R.E. argues there’s a genuine issue of material fact based on her affidavit averring that, during the three-month time period being considered, she gave two county employees a gift for S.E. and asked to schedule an appointment to set up visitation. (¶8). This doesn’t suffice:
¶9 The plain language of Wis. Stat. § 48.415(1) provides that abandonment has occurred if the child “has been placed, or continued in a placement, outside the parent’s home by a court order … and the parent has failed to visit or communicate with the child for a period of 3 months or longer.” Sec. 48.415(1)(a)2. (emphasis added). [Case worker] Kaskin’s affidavit established that this was the situation between R.E. and S.E. R.E.’s contention she communicated with County employees during the relevant time period “about” S.E., “both about [R.E.’s] Christmas present for [S].E., and about scheduling an appointment to discuss visitation” does not save her from the circuit court’s finding of abandonment.
¶10 Communicating with others “about” S.E. is not communicating “with” S.E., which is what Wis. Stat. § 48.415(1)(a)2. requires to stave off a finding of abandonment.
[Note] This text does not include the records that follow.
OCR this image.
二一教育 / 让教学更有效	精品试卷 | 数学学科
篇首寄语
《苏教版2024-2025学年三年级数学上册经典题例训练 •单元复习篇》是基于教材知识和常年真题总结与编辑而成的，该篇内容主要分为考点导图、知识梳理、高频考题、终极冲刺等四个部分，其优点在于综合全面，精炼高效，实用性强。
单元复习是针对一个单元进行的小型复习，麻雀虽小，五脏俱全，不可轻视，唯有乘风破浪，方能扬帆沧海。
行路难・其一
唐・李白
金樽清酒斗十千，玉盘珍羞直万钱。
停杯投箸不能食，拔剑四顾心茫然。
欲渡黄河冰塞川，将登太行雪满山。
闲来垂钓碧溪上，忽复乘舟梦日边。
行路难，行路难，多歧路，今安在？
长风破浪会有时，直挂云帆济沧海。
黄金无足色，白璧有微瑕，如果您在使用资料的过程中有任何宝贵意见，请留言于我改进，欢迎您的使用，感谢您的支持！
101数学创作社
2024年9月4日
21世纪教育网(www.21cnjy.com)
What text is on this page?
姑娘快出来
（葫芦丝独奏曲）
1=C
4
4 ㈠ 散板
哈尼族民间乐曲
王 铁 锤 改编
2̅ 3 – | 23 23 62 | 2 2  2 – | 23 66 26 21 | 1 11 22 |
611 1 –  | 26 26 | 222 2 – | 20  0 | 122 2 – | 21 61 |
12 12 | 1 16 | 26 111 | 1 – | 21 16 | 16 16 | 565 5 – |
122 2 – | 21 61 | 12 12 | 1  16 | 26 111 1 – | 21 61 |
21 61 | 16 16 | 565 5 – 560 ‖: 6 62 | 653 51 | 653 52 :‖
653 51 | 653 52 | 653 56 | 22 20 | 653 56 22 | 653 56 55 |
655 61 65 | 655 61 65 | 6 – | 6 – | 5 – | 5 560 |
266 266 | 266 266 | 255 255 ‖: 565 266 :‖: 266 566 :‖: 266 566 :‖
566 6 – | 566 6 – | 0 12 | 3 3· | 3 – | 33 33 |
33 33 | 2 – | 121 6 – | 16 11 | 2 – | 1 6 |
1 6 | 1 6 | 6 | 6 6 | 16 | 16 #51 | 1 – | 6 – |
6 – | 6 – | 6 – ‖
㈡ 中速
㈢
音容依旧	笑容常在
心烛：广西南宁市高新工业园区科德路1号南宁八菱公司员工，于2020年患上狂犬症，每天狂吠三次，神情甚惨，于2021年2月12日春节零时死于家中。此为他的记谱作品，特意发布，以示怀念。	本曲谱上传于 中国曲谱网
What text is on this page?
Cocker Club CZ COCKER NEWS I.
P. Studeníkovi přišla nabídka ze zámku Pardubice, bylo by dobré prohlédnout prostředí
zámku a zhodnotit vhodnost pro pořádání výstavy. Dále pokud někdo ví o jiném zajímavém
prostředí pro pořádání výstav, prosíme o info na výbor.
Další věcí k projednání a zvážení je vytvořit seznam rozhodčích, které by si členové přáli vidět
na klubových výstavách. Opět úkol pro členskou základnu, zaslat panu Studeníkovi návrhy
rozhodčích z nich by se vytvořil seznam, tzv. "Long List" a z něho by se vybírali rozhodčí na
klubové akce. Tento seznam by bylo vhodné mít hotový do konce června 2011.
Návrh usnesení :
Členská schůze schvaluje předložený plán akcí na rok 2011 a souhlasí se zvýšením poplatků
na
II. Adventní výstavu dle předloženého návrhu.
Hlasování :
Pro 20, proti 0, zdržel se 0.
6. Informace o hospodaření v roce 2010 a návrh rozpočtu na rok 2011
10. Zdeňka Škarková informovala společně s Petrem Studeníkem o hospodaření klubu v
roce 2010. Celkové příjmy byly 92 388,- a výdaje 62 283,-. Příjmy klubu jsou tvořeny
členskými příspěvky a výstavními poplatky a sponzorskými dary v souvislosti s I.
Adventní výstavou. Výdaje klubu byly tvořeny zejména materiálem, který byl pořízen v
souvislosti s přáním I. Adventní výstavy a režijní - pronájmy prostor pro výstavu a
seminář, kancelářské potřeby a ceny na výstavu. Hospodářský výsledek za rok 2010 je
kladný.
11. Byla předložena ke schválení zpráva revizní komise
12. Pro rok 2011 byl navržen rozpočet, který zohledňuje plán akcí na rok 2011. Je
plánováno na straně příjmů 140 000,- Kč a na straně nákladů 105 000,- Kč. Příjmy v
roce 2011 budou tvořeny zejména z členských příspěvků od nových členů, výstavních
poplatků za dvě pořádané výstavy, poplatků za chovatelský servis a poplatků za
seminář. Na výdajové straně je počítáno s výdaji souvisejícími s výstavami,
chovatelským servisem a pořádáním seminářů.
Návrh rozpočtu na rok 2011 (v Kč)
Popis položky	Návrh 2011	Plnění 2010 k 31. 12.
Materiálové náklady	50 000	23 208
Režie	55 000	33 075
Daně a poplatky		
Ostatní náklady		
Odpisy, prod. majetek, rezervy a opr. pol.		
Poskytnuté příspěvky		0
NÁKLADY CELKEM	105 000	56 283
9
Under the statutory scheme of § 48.415(1), communicating “about” a child only comes into play “[i]f the parent proves good cause” for failing to communicate “with” the child during the relevant time period. See § 48.415(c)2., 3. (emphasis added); ... Because R.E. has not even attempted to argue she had good cause for failing to communicate with S.E. during the relevant time period, the fact that she may have communicated about S.E. does nothing to undermine summary judgment.
R.E. doesn’t contend that giving the present to the county employees itself constituted communication “with” S.E., and if she had that is still insufficient to defeat summary judgment. It would amount to “incidental contact” only, and that’s not enough under § 48.415(1)(b). (¶10 n.2).
R.E. also complains that the circuit court erred in denying a continuance of the dispositional hearing so that she could present the testimony of a witness who was a possible alternative placement for S.E. The hearing had been set over once before to allow more time for R.E.’s witnesses, but it turned out this witness was not available at the rescheduled hearing. (¶¶14-17). The circuit court refused to reschedule, citing the best interests of the child in finalizing the proceeding, noting the new date was set with R.E.’s input, and that the witnesses unavailability wasn’t due to an emergency. (¶18). This was not an erroneous exercise of discretion and the court of appeals won’t disturb it. (¶¶19-21).